Lesedauer: 9 Minuten

Philosophieren ist mehr, als ein gutes Gespräch zu führen, sagt Bildungsforscher Christoph Buchs und erklärt, wie er Kindern das nötige Rüstzeug dafür beibringt und was sie daraus lernen können.

Interview: Susanna Valentin
Bilder: Florian Spring / 13 Photo

Herr Buchs, nach dem Tod seines Urgrossvaters hat mein siebenjähriger Sohn immer wieder denselben Raben auf unserer Terrasse beobachtet und gesagt: «Vielleicht ist das Uropa, der uns besucht.» Steckt in diesem Satz ein philosophischer Gedanke?

Das ist eine interessante Aussage, die Ihr Kind gemacht hat. Ob hinter der Äusserung das Bedürfnis steht, die Idee des Weiterlebens nach dem Tod in philosophischer Weise zu klären, scheint mir jedoch fraglich. Vielleicht hat Ihr Sohn Geschichten gehört, in denen sich Menschen in Tiere transformieren; in Märchen kommt das ja häufig vor. Vielleicht hat er dieses Phänomen der Verwandlung und seine Erfahrung mit dem Tod des Urgrossvaters gekoppelt und so einen Weg gefunden, mit dem Tod eines nahestehenden Menschen umzugehen. Weil ein Ereignis wie der Tod eines Angehörigen bei uns Erwachsenen Nachdenklichkeit auslösen kann, besteht die Gefahr, solche Aussagen von Kindern zu romantisieren.

Inwiefern?

Wir interpretieren sie als Ausdruck von tiefgehenden, intensiven philosophischen Überlegungen. Natürlich ist die Äusserung Ihres Sohnes eine bemerkens- und schätzenswerte Leistung, aber nicht ohne Weiteres als philosophisch in einem fachlichen Sinn zu interpretieren.

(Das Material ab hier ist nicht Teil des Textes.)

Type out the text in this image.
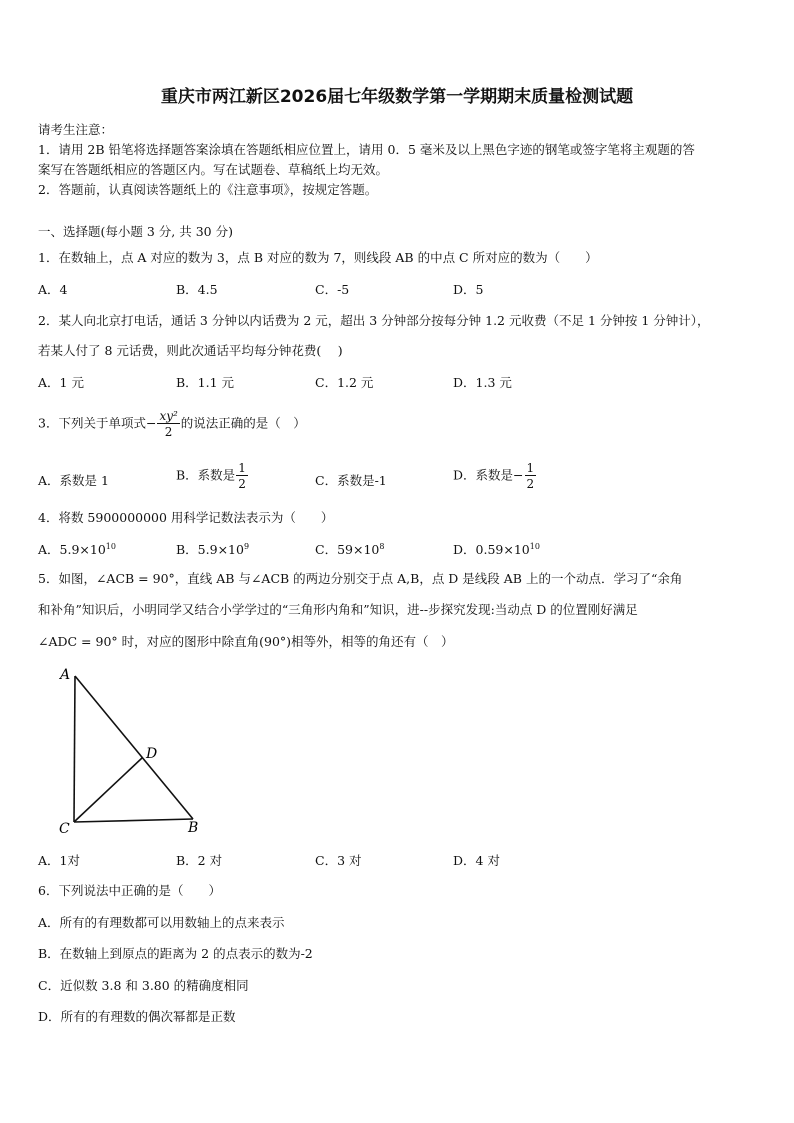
重庆市两江新区2026届七年级数学第一学期期末质量检测试题
请考生注意：
1．请用 2B 铅笔将选择题答案涂填在答题纸相应位置上，请用 0．5 毫米及以上黑色字迹的钢笔或签字笔将主观题的答
案写在答题纸相应的答题区内。写在试题卷、草稿纸上均无效。
2．答题前，认真阅读答题纸上的《注意事项》，按规定答题。
一、选择题(每小题 3 分, 共 30 分)
1．在数轴上，点 A 对应的数为 3，点 B 对应的数为 7，则线段 AB 的中点 C 所对应的数为（　　）
A．4	B．4.5	C．-5	D．5
2．某人向北京打电话，通话 3 分钟以内话费为 2 元，超出 3 分钟部分按每分钟 1.2 元收费（不足 1 分钟按 1 分钟计），
若某人付了 8 元话费，则此次通话平均每分钟花费(　 )
A．1 元	B．1.1 元	C．1.2 元	D．1.3 元
3．下列关于单项式− $\frac{\text{xy²}}{2}$ 的说法正确的是（　）
A．系数是 1	B．系数是 $\frac{1}{2}$	C．系数是-1	D．系数是− $\frac{1}{2}$
4．将数 5900000000 用科学记数法表示为（　　）
A．$5.9\times 10^{10}$	B．$5.9\times 10^9$	C．$59\times 10^8$	D．$0.59\times 10^{10}$
5．如图，∠ACB = 90°，直线 AB 与∠ACB 的两边分别交于点 A,B，点 D 是线段 AB 上的一个动点．学习了“余角
和补角”知识后，小明同学又结合小学学过的“三角形内角和”知识，进--步探究发现:当动点 D 的位置刚好满足
∠ADC = 90° 时，对应的图形中除直角(90°)相等外，相等的角还有（　）
A
D
C	B
A．1对	B．2 对	C．3 对	D．4 对
6．下列说法中正确的是（　　）
A．所有的有理数都可以用数轴上的点来表示
B．在数轴上到原点的距离为 2 的点表示的数为-2
C．近似数 3.8 和 3.80 的精确度相同
D．所有的有理数的偶次幂都是正数
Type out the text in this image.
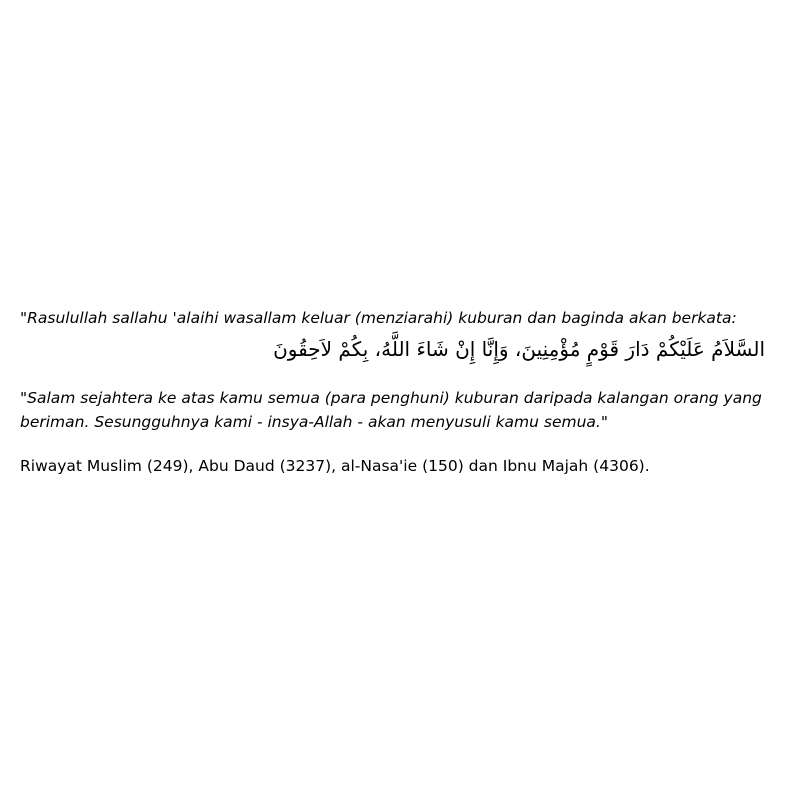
"Rasulullah sallahu 'alaihi wasallam keluar (menziarahi) kuburan dan baginda akan berkata:

السَّلاَمُ عَلَيْكُمْ دَارَ قَوْمٍ مُؤْمِنِينَ، وَإِنَّا إِنْ شَاءَ اللَّهُ، بِكُمْ لاَحِقُونَ

"Salam sejahtera ke atas kamu semua (para penghuni) kuburan daripada kalangan orang yang beriman. Sesungguhnya kami - insya-Allah - akan menyusuli kamu semua."

Riwayat Muslim (249), Abu Daud (3237), al-Nasa'ie (150) dan Ibnu Majah (4306).
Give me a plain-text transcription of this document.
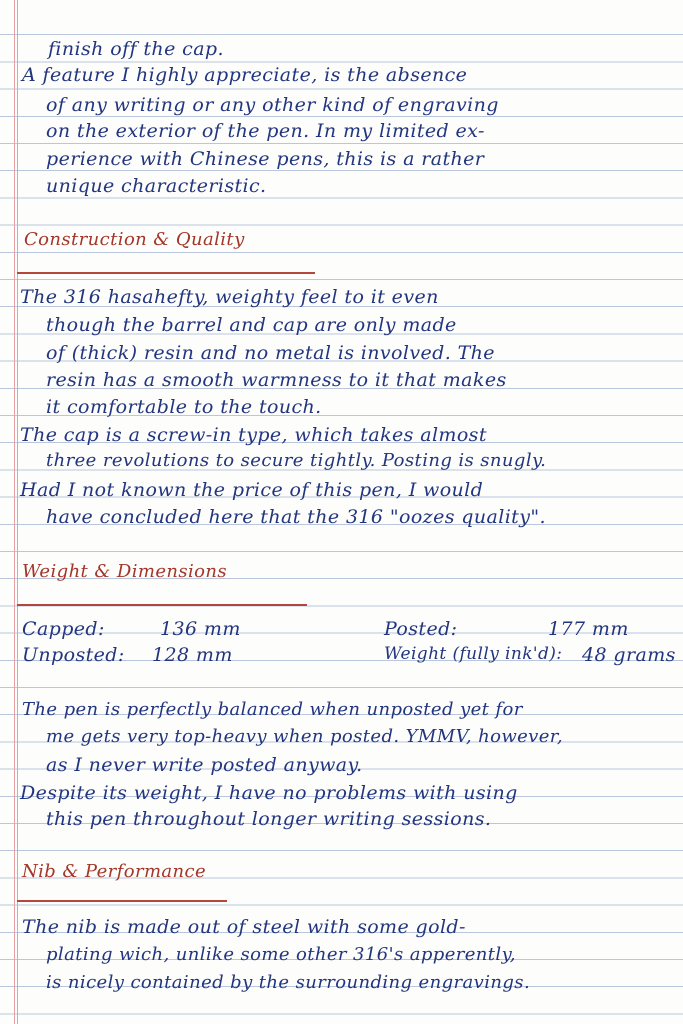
finish off the cap.
A feature I highly appreciate, is the absence
of any writing or any other kind of engraving
on the exterior of the pen. In my limited ex-
perience with Chinese pens, this is a rather
unique characteristic.
Construction & Quality
The 316 hasahefty, weighty feel to it even
though the barrel and cap are only made
of (thick) resin and no metal is involved. The
resin has a smooth warmness to it that makes
it comfortable to the touch.
The cap is a screw-in type, which takes almost
three revolutions to secure tightly. Posting is snugly.
Had I not known the price of this pen, I would
have concluded here that the 316 "oozes quality".
Weight & Dimensions
Capped:	136 mm	Posted:	177 mm
Unposted: 128 mm	Weight (fully ink'd): 48 grams
The pen is perfectly balanced when unposted yet for
me gets very top-heavy when posted. YMMV, however,
as I never write posted anyway.
Despite its weight, I have no problems with using
this pen throughout longer writing sessions.
Nib & Performance
The nib is made out of steel with some gold-
plating wich, unlike some other 316's apperently,
is nicely contained by the surrounding engravings.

Christoph Buchs ist wissenschaftlicher Mitarbeiter der Professur für Bildungstheorien und interdisziplinären Unterricht an der Pädagogischen Hochschule FHNW. Seine Interessensgebiete liegen im Philosophieren mit Kindern, der pädagogischen Ethik, der Moralpädagogik und der Bildungs- und Erziehungsphilosophie. Der gelernte Primarlehrer ist Vater von zwei schulpflichtigen Kindern.

Was ist denn Philosophieren genau?

Philosophieren in seiner fachlichen Bedeutung verstehen wir als Kompetenz: Ein Mensch, der philosophieren kann, erkennt erstens grundlegende Fragen und stellt sie. Er kann sich zweitens zu grundlegenden Fragen wie «Muss man immer die Wahrheit sagen?», «Darf man Tiere töten?» oder «Was ist eigentlich eine gute Freundschaft?» positionieren und seine Meinung dazu äussern. Drittens und besonders anspruchsvoll: Er kann philosophische Meinungen im Dialog mit anderen begründen und mithilfe von Einwänden herausfordern.

Tiefgehende Aussagen eines Kindes sind nicht als philosophisch zu interpretieren.

Aber gerade im sogenannten Fragealter, also so zwischen drei und fünf Jahren, stellen Kinder doch sehr tiefgründige Fragen. Beginnen sie dann nicht zu philosophieren?

Kleine Kinder erfahren, dass sie mit Fragen etwas bewirken. Sie entdecken das Werkzeug der Warum- Frage und nutzen es ausgiebig zur Erweiterung ihres Weltwissens oder auch, um die Aufmerksamkeit und Zuneigung ihrer Bezugspersonen zu erhalten. Erwachsene neigen manchmal dazu, solche Warum-Fragen der Kinder als Zeichen eines philosophischen Interesses zu verstehen.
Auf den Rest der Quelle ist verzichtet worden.